En Lucerna estuvo una vez.  Ella tenía un dolor fuerte en uno de sus pies.  Casi no podía caminar.  Después, el dolor subió por la pierna y llegó a la cintura. A partir de allí, trepó a la cadera, como una raíz en expansión, y tomó la espalda. Sintió que una fuerza, semejante a la caída del agua en el centro de una catarata, la empujaba hacia abajo.  Todo el resto del cuerpo: los miembros superiores, la cabeza, el cuello, sufrieron el aplastamiento.  El dolor se agudizó en su esfuerzo por mantenerse erguida y dar los pasos que faltaban hasta el puente, o caer en el suelo, y quedarse allí comprimida por la presión.
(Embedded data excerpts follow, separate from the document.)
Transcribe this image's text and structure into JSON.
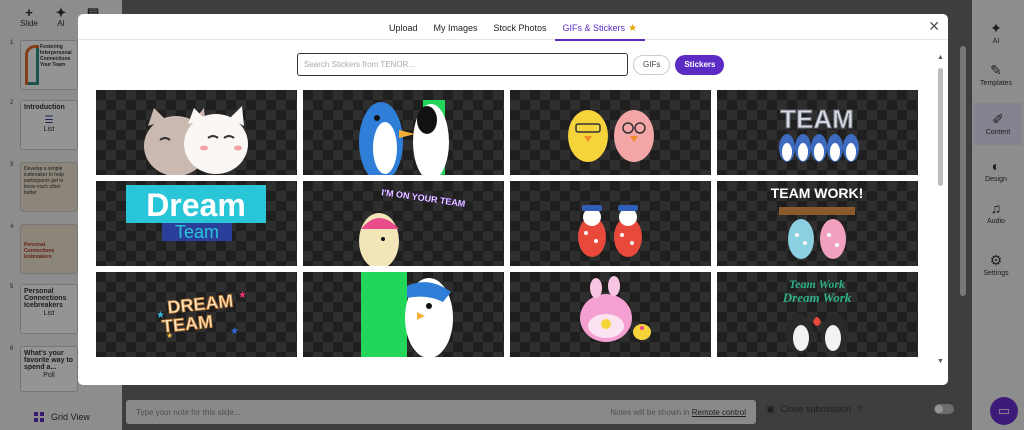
{
  "top_tools": [
    {
      "icon": "plus-icon",
      "label": "Slide"
    },
    {
      "icon": "sparkle-icon",
      "label": "AI"
    }
  ],
  "slides": [
    {
      "num": "1",
      "title": "Fostering Interpersonal Connections Your Team",
      "style": "stripes"
    },
    {
      "num": "2",
      "title": "Introduction",
      "sub": "List"
    },
    {
      "num": "3",
      "title": "Develop a simple icebreaker to help participants get to know each other better",
      "style": "tan"
    },
    {
      "num": "4",
      "title": "Personal Connections Icebreakers",
      "style": "tan"
    },
    {
      "num": "5",
      "title": "Personal Connections Icebreakers",
      "sub": "List"
    },
    {
      "num": "6",
      "title": "What's your favorite way to spend a...",
      "sub": "Poll"
    }
  ],
  "grid_view_label": "Grid View",
  "right_rail": [
    {
      "icon": "sparkle-icon",
      "label": "AI"
    },
    {
      "icon": "templates-icon",
      "label": "Templates"
    },
    {
      "icon": "pencil-icon",
      "label": "Content",
      "active": true
    },
    {
      "icon": "palette-icon",
      "label": "Design"
    },
    {
      "icon": "music-icon",
      "label": "Audio"
    },
    {
      "icon": "gear-icon",
      "label": "Settings"
    }
  ],
  "note_bar": {
    "placeholder": "Type your note for this slide...",
    "hint": "Notes will be shown in",
    "link": "Remote control"
  },
  "close_submission": "Close submission",
  "modal": {
    "tabs": [
      {
        "label": "Upload"
      },
      {
        "label": "My Images"
      },
      {
        "label": "Stock Photos"
      },
      {
        "label": "GIFs & Stickers",
        "active": true
      }
    ],
    "search_placeholder": "Search Stickers from TENOR...",
    "search_value": "",
    "filter_gifs": "GIFs",
    "filter_stickers": "Stickers",
    "stickers": [
      {
        "name": "hugging-cats-sticker",
        "text": ""
      },
      {
        "name": "penguins-high-five-sticker",
        "text": ""
      },
      {
        "name": "chicks-sticker",
        "text": ""
      },
      {
        "name": "team-penguins-sticker",
        "text": "TEAM"
      },
      {
        "name": "dream-team-sticker",
        "text": "Dream",
        "text2": "Team"
      },
      {
        "name": "im-on-your-team-sticker",
        "text": "I'M ON YOUR TEAM"
      },
      {
        "name": "penguins-caps-sticker",
        "text": ""
      },
      {
        "name": "team-work-sticker",
        "text": "TEAM WORK!"
      },
      {
        "name": "dream-team-stars-sticker",
        "text": "DREAM",
        "text2": "TEAM"
      },
      {
        "name": "penguins-hug-sticker",
        "text": ""
      },
      {
        "name": "bunny-chick-sticker",
        "text": ""
      },
      {
        "name": "team-work-dream-work-sticker",
        "text": "Team Work",
        "text2": "Dream Work"
      }
    ]
  }
}
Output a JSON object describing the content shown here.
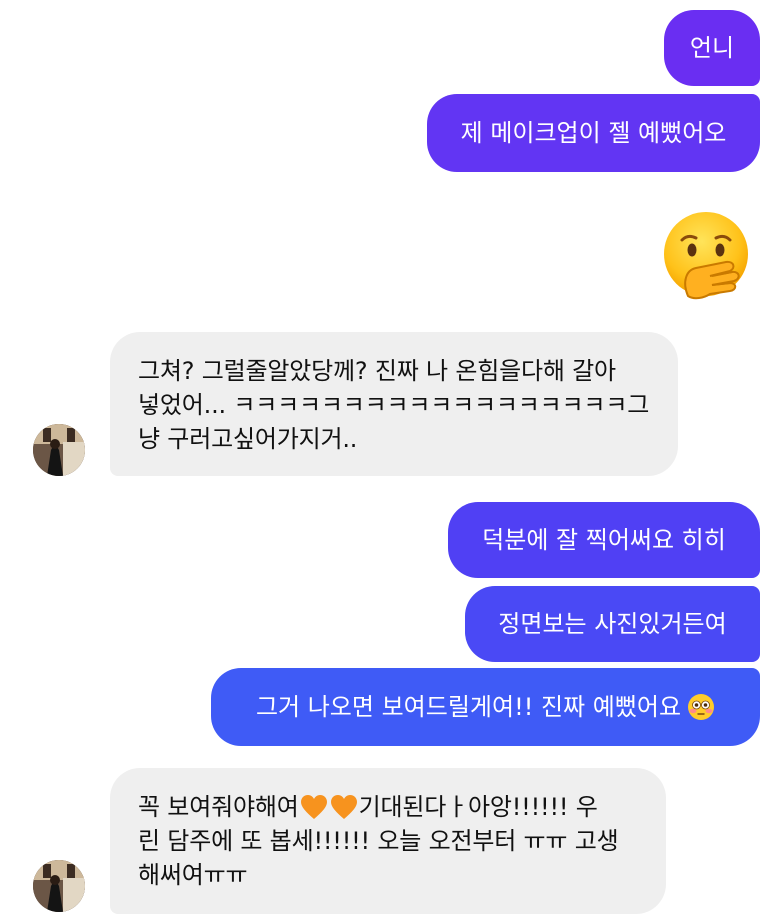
{
  "messages": {
    "m1": "언니",
    "m2": "제 메이크업이 젤 예뻤어오",
    "m3_emoji": "hand-over-mouth-emoji",
    "m4_line1": "그쳐? 그럴줄알았당께? 진짜 나 온힘을다해 갈아",
    "m4_line2": "넣었어... ㅋㅋㅋㅋㅋㅋㅋㅋㅋㅋㅋㅋㅋㅋㅋㅋㅋㅋ그",
    "m4_line3": "냥 구러고싶어가지거..",
    "m5": "덕분에 잘 찍어써요 히히",
    "m6": "정면보는 사진있거든여",
    "m7": "그거 나오면 보여드릴게여!! 진짜 예뻤어요",
    "m7_emoji": "flushed-face-emoji",
    "m8_a": "꼭 보여줘야해여",
    "m8_heart": "orange-heart-emoji",
    "m8_b": "기대된다ㅏ아앙!!!!!! 우",
    "m8_line2": "린 담주에 또 봅세!!!!!! 오늘 오전부터 ㅠㅠ 고생",
    "m8_line3": "해써여ㅠㅠ"
  },
  "colors": {
    "outgoing_top": "#6a2ef2",
    "outgoing_mid": "#5339f5",
    "outgoing_bottom": "#3f5bf6",
    "incoming_bg": "#efefef",
    "incoming_text": "#111111",
    "heart": "#f7931e"
  }
}
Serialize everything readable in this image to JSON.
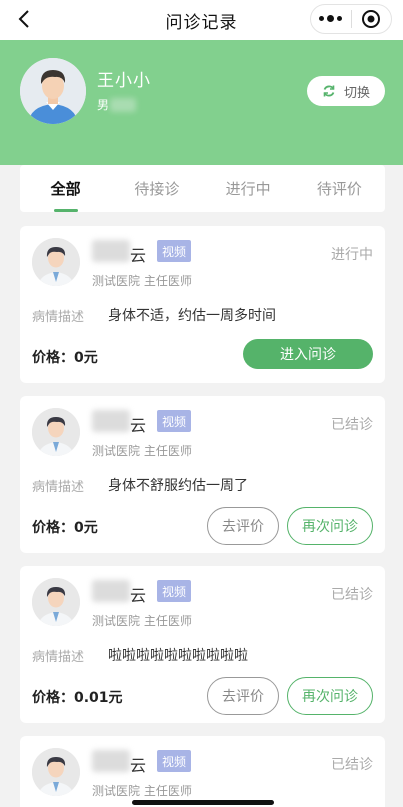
{
  "nav": {
    "title": "问诊记录"
  },
  "user": {
    "name": "王小小",
    "gender": "男",
    "switch_label": "切换"
  },
  "tabs": [
    {
      "label": "全部",
      "active": true
    },
    {
      "label": "待接诊",
      "active": false
    },
    {
      "label": "进行中",
      "active": false
    },
    {
      "label": "待评价",
      "active": false
    }
  ],
  "records": [
    {
      "doctor_name": "云",
      "tag": "视频",
      "hospital_title": "测试医院  主任医师",
      "status": "进行中",
      "desc_label": "病情描述",
      "desc": "身体不适，约估一周多时间",
      "price_label": "价格：",
      "price": "0元",
      "primary_button": "进入问诊"
    },
    {
      "doctor_name": "云",
      "tag": "视频",
      "hospital_title": "测试医院  主任医师",
      "status": "已结诊",
      "desc_label": "病情描述",
      "desc": "身体不舒服约估一周了",
      "price_label": "价格：",
      "price": "0元",
      "review_button": "去评价",
      "again_button": "再次问诊"
    },
    {
      "doctor_name": "云",
      "tag": "视频",
      "hospital_title": "测试医院  主任医师",
      "status": "已结诊",
      "desc_label": "病情描述",
      "desc": "啦啦啦啦啦啦啦啦啦啦",
      "price_label": "价格：",
      "price": "0.01元",
      "review_button": "去评价",
      "again_button": "再次问诊"
    },
    {
      "doctor_name": "云",
      "tag": "视频",
      "hospital_title": "测试医院  主任医师",
      "status": "已结诊"
    }
  ],
  "colors": {
    "header": "#82d08e",
    "accent": "#55b36a",
    "tag": "#a8b4e6"
  }
}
La fuerza podía surgir de su centro desplazado hacia el piso, o de algo externo: una maza de aire que le daba justo en la cintura y la estiraba hacia abajo. Así que, en vez de volver al puente, caminó hasta un muellecito de madera cuya punta doblaba en el río y se sentó sobre las tablas.  La espalda tironeó y se fue acostando boca arriba. De allí ya no pudo levantarse.  Miraba con la cara puesta hacia el lago. Vio todo lo que sucedía. Vio a la gente de Suiza caminando alrededor de ella, y a lo lejos, los turistas con las piernas colgadas, las plantas de los pies reflejadas en el agua.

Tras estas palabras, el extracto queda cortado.